Nesse período percorrera a França, a Bélgica, a Itália, a Suíça. Não foi grande a modificação que o contato de cousas novas e sugestivas operou na sua índole poética. Em suma os Suspiros poéticos, acolhidos e saudados como uma renovação literária, não se distinguem com tal relevo das Poesias do ano de 32, que sem mais exames possamos atribuir-lhe aquele efeito. Teve-o entretanto.

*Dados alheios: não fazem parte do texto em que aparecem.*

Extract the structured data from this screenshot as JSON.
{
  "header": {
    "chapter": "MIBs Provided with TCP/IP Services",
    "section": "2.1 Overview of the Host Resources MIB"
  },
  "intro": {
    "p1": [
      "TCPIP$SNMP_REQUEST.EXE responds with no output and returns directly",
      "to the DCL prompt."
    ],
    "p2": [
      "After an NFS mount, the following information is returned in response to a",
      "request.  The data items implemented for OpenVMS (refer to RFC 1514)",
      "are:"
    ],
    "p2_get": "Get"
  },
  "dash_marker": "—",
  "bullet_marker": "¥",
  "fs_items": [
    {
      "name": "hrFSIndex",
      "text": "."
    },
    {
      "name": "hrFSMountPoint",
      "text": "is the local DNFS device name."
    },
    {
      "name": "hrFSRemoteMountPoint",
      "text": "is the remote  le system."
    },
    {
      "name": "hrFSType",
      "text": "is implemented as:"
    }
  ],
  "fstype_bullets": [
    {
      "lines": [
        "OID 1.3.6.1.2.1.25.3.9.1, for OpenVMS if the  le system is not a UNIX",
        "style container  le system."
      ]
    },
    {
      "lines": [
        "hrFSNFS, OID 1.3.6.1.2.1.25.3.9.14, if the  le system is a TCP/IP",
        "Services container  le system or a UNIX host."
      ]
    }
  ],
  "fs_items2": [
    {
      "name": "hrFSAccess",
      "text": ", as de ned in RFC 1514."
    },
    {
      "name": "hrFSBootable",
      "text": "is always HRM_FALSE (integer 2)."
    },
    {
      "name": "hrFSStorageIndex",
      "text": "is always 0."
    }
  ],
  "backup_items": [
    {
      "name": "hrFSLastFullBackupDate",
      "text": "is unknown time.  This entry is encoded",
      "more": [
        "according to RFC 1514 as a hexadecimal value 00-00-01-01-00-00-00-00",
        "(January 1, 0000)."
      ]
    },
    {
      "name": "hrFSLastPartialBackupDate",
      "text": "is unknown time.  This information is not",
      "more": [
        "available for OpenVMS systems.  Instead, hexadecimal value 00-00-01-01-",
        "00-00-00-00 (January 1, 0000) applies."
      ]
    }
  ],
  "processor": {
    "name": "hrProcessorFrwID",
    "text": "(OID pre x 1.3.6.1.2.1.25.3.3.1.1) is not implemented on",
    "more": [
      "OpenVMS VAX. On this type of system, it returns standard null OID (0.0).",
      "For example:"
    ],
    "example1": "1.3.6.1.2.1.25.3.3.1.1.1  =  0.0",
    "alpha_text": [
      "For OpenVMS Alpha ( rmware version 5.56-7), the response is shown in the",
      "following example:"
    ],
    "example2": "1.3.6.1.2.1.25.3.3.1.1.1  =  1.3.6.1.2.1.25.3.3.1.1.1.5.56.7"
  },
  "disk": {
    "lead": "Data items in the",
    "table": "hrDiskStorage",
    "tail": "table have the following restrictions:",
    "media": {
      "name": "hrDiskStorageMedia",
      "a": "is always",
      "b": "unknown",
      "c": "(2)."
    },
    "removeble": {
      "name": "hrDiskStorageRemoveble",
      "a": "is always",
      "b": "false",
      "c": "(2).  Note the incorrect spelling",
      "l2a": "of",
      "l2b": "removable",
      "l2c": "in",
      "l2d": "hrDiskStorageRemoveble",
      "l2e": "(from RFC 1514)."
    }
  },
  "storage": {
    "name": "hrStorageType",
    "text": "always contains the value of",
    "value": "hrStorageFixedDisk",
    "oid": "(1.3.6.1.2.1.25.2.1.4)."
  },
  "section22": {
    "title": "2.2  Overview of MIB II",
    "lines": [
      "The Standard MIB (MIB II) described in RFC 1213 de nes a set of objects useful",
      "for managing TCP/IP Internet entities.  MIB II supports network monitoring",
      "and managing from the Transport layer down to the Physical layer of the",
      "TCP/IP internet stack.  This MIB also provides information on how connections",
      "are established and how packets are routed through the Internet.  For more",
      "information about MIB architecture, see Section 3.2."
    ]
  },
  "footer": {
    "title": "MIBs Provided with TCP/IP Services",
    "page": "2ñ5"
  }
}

As formas poéticas eram outras, já a dos poemas soltos não sujeitos a uma nomenclatura preestabelecida. Bania o poeta, ou ao menos olvidava, as odes com as suas repartições clássicas, e o resto daquelas categorias, e quando se endereçava aos amigos não mais lhes trocava os nomes por apelidos arcádicos, como nas Poesias avulsas. O soneto, forma estrófica de que os árcades usaram e abusaram, e numerosos na primeira coleção, desaparece totalmente desta, onde não se nos depara nenhum. O Romantismo foi parco em sonetos. Há mais variedade, mais liberdade nas formas métricas e quase nenhum socorro aos recursos mitológicos ou clássicos. O próprio título da coleção indica uma subjetividade, um sentimentalismo maior, e da leitura verifica-se que é de fato maior e influi na emoção dos próprios poemas objetivos. O poeta refere e reporta a si, o que é bem romântico, todas as comoções que lhe vêm dos aspectos da natureza, da contemplação dos sucessos humanos, das meditações sobre temas e ficções abstratas. Mistura-lhes constantemente a sua nostalgia, o seu pesar, os sofrimentos que experimenta ou cisma. Da biografia conhecida de Magalhães não parece tenha sido desventurado ou tido grandes penas na vida. Ao invés, quanto dele sabemos, foi um mimoso da fortuna. Dos seus poemas, entretanto, resultaria a presunção contrária. É talvez ele quem inaugura na poesia brasileira o estilo lamuriento dos que já algures chamei de nostálgicos da desgraça, moda poética que tanto floresceu aqui. Não achou, no entanto, a sua dor, talvez por não ser verdadeiramente sentida, nenhuma expressão bastante forte para nos comover também a nós. O abstrato do seu estilo, porventura a sua característica, sob o aspecto do estilo, concorreu ainda mais para diminuir-lhe a intensidade da emoção já de si, parece, pouco profunda e o calor da expressão, apenas altieloqüente. Daí, e da prolixidade, outra feição do seu poetar, o desmaio e o banal da sua poesia, apesar dos seus propósitos filosóficos. É que ele lhe pôs não os seus íntimos sentimentos atuados pela sua filosofia, as suas emoções apenas influídas por ela, senão os próprios ditames da escola e do livro, e levou para a sua arte intenções pedagógicas. Os passos de inspiração filosófica dos seus poemas são puramente didáticos e não a expressão de uma simples emoção poética:

Não, o medo não foi quem sobre a terra os joelhos dobrou ao homem primeiro, e as mãos aos céus ergueu-lhe. Não, o medo não foi o criador da Divindade! Foi o espanto, o amor, a consciência, e a sublime efusão d'alma e sentidos, viu o homem seu Deus por toda a parte, e a sua alma exaltou-se de alegria.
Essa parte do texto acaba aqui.